Anche le organizzazioni sindacali dei medici si sono dichiarate contrarie al comportamento delle Regioni e della commissione per le questioni regionali.

“Secondo la commissione” ha affermato Costantino Troise, segretario nazionale di Anaao-Assomed “il disegno di legge violerebbe le competenze dei governi locali ma la considerazione è risibile e per fortuna si tratta solo di un parere. Per quanto riguarda le Regioni, invece, aspettiamo di vedere come si esprimeranno definitivamente, anche se comunque l’auspicio è quello che si prosegua nella collaborazione tra livello centrale e periferico. Da tempo abbiamo le nostre perplessità sul disegno di legge ma i veti incrociati non portano da nessuna parte”.

Ancora più duro Riccardo Cassi, presidente di Cimo-Asmd: “Siamo preoccupati da queste anticipazioni” ha detto, “non si può tollerare che siano le Regioni a decidere gli incarichi in base a lottizzazioni o preoccupazioni legate soltanto alla contabilità del sistema.

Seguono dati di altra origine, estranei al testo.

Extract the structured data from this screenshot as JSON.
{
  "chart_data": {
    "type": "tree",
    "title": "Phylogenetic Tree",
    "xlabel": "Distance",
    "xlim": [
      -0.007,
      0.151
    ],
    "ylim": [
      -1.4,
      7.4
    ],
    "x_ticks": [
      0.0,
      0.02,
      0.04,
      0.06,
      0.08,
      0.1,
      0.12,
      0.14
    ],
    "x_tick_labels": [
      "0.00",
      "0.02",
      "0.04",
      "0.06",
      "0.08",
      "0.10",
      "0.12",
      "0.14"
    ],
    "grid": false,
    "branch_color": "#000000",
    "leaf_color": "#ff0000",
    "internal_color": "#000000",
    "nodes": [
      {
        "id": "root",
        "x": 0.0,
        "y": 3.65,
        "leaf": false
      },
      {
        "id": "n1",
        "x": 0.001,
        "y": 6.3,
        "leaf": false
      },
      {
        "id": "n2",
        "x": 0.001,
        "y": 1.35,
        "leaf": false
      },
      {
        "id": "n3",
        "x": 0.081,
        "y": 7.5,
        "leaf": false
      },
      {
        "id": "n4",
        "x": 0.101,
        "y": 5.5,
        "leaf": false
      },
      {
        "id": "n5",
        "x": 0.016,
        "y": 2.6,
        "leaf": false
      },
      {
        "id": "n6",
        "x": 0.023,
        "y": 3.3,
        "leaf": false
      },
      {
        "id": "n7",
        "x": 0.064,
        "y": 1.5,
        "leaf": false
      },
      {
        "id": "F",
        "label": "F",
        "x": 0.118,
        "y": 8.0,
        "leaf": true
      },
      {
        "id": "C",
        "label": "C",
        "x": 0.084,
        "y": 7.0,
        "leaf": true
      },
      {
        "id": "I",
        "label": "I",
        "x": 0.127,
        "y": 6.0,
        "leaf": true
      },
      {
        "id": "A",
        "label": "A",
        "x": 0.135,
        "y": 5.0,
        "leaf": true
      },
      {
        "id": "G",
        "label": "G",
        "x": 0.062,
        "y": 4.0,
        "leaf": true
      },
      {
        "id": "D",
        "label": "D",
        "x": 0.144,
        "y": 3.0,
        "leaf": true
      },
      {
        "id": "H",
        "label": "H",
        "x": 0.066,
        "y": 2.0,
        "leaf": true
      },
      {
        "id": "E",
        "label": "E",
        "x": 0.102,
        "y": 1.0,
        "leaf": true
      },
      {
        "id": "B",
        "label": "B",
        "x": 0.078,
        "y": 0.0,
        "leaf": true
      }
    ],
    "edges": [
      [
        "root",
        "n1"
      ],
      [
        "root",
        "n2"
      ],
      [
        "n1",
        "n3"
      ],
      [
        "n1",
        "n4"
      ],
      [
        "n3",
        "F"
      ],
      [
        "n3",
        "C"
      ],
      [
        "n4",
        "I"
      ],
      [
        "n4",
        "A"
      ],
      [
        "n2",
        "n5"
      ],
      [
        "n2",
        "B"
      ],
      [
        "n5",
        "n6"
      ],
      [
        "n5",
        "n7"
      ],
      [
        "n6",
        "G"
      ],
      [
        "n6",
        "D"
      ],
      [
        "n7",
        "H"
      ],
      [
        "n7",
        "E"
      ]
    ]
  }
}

Va garantita l’autonomia dei medici perché se perdiamo questa battaglia non ci saranno più contratti che terranno, vorremmo che su questa linea ci fosse una resistenza a oltranza anche da parte delle altre sigle”.

Io credo che le Regioni devono cambiare il loro parere negativo nei confronti del disegno di legge in questione. E’ inammissibile questa loro posizione. Dimostrano di non interessarsi affatto dei principali problemi della sanità italiana, ma a ben altro. Peraltro gli obiettivi di fondo del disegno di legge sono giusti, ma dovrebbero essere ancora modificati i suoi contenuti per rendere la gestione della sanità, in tutte le regioni, più trasparente, più basata sul merito, più rispondente all’unica esigenza da soddisfare: la tutela della salute dei cittadini. E se le Regioni continuassero ad essere contrarie, il Parlamento dovrebbe assumersi le proprie responsabilità ed approvare comunque il disegno di legge.